Une prime à la vache allaitante a été versée entre 2008 et 2018

Un accord commercial avec l’Europe qui reste à être adopté

En avril 2020, ont été conclues entre l’Union européenne et le Mexique les clauses techniques d’un accord commercial. Elles portent sur un contingent de 10 000 tonnes de viande et 10 000 tonnes d’abats (dont font partie les onglets et les hampes) que le Mexique pourrait exporter en Europe à droits réduits, alors qu’il ouvrirait davantage son marché à des produits européens, agricoles ou non. Il semble très peu probable que le Mexique fasse machine arrière sur le principe de cet accord. « Les capacités du président actuel pour réorienter la dynamique sont limitées, et de puissants contre-pouvoirs existent dans le pays, notamment pour l’emploi », explique Arnault Villaret de l’Institut de l’élevage. Mais cet accord doit encore faire l’objet d’un screening juridique et d’une adoption politique, tant au Mexique qu’en Europe. Et en Europe, il faudrait pour voir le processus aboutir, un vote positif à la fois du conseil européen, du parlement européen, mais aussi de chaque État membre. Cette viande bovine mexicaine trouverait-t-elle quand bien même sa place sur le marché européen ? On peut en douter, car d’autres viandes d’importation pourraient répondre beaucoup mieux aux exigences des consommateurs européens (qualité sanitaire, traçabilité, voire engraissement à l’herbe).  

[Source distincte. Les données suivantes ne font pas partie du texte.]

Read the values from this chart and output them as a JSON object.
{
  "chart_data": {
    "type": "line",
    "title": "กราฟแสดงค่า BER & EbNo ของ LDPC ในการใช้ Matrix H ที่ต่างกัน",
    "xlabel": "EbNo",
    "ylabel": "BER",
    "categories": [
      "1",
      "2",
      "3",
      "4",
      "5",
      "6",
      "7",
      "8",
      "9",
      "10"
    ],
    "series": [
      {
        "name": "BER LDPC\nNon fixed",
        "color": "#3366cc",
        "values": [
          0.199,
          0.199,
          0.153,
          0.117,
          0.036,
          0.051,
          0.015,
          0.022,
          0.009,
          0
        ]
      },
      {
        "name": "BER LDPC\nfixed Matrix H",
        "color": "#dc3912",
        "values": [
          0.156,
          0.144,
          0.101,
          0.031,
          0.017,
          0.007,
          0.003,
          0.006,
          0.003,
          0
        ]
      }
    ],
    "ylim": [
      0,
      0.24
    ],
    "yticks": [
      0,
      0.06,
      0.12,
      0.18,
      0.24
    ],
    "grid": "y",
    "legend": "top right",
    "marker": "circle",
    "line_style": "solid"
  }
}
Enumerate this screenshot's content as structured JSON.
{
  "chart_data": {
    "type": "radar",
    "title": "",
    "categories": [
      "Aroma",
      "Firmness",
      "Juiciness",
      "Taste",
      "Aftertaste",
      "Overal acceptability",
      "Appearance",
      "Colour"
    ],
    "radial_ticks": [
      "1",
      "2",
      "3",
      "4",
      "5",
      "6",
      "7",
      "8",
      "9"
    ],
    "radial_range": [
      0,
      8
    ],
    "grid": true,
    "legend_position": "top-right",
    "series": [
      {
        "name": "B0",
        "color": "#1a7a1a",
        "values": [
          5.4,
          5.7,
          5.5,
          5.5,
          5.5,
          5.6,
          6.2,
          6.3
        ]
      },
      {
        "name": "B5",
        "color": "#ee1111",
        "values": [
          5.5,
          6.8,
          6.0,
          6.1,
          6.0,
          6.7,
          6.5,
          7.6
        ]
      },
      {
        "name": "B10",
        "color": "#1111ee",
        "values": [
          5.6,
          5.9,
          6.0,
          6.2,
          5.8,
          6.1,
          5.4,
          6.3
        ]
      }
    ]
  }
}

La croissance pourrait ralentir dans les prochaines années

 

D'importateur net de viande bovine dans les années 2000, le Mexique est devenu exportateur net depuis 2015. Cette croissance va-t-elle se poursuivre ? « Il parait difficile de conserver un tel rythme. D’autre part, le président López Obrador qui est à la tête du pays depuis janvier 2019 est de centre gauche. Les aides agricoles sont réorientées vers le développement rural et les petites exploitations. Le programme de soutien économique aux éleveurs de bovins viande et aux exportations est stoppé depuis janvier 2020 », analyse Arnault Villaret de l’Institut de l’élevage. Un ralentissement de la croissance des exportations était déjà prévu avant la crise du coronavirus : l’USDA prévoyait pour l’année 2020 une croissance de 10 % avec 330 000 téc de viande bovine exportées sur l’année. Avec la pandémie de Covid-19, la consommation de viande bovine et les prix de marché ont baissé. Les exportations de broutards rencontrent des difficultés. Les importations de viande bovine sont en forte baisse, en lien avec la fermeture des restaurants et une forte dévaluation du peso mexicain (-10 % en juin 2020 par rapport à mars).

A noter

Le Congrès mondial de la viande devait avoir lieu à Cancun en juin 2020. Il y est reporté pour juin 2021. Le choix du Mexique pour l’organisation de cet événement mondial traduit l’importance de l’expansion de sa filière viande bovine.